Поделиться через


Process more files than ever and use Parquet with Azure Data Lake Analytics

In a recent release, Azure Data Lake Analytics (ADLA) takes the capability to process large amounts of files of many different formats to the next level. This blog post is showing you an end to end walk-through of generating many Parquet files from a rowset, and process them at scale with ADLA as well as accessing them from a Spark Notebook.

Problem Statement

A common problem our customers face is that they need to process data stored in many thousand files in commonly used structured file formats such as Parquet, either because they ingest many (potentially small) files or because their data is partitioned into many folders and files due to the physical design to achieve scale-out in other systems such as Hadoop's Hive or in Spark (see this description of the Hive Metastore partitioning layout for example). Since ADLA originally was designed to operate on very large files that had internal structure that helped with scale-out, it was only designed to operate on a couple of hundred to about 2000 files, had a file format designed for this internal structure to back the U-SQL tables, and was not providing a mechanism to create files that were dynamically partitioned into different folders and files.

The good news is that ADLA and U-SQL now has added capabilities to address all of these restrictions.

Process hundreds of thousands of files in a single U-SQL job!

ADLA increases the scale limit to schematize and process files from the low thousands to several hundred-thousand files in a single U-SQL job with an easy-to-use syntax - so-called file sets. A future blog post will provide more in-depth details on the inner workings and the scale.

In addition, ADLA now supports file sets on OUTPUT statements (in private preview) that gives you the ability to dynamically partition your data into different folders and paths with the same easy-to-use file set syntax. This can help you to partition data for further consumption with other analytics engines such as Hive or Spark, or allows you to create separate files for sharing.

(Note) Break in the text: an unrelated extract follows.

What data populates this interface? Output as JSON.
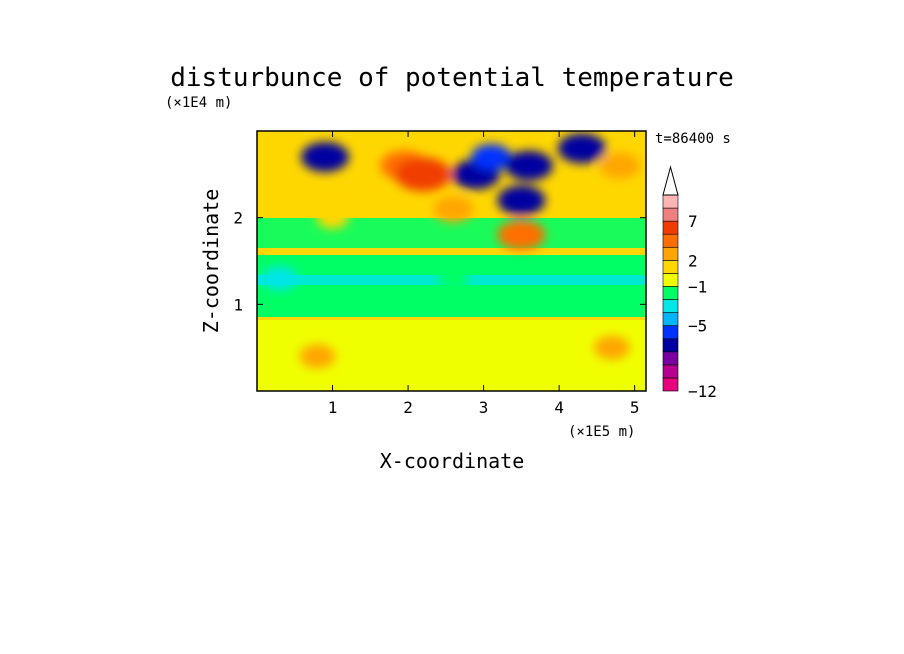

Process Parquet in Azure Data Lake with U-SQL

We have expanded our built-in support for standard file formats with native Parquet support for extractors and outputters (in public preview). Parquet is one of the major open source structured data formats used when processing data at scale. It enables more efficient data exchange between different analytics engines (that know how to query Parquet files) than CSV.

Putting it all together in a simple end-to-end example

The following simple example brings the high-scale file processing, the new Parquet support, and also the new ability to dynamically partition your data into many files together. Additionally, it also shows how the generated Parquet files can be easily consumed by Azure DataBricks.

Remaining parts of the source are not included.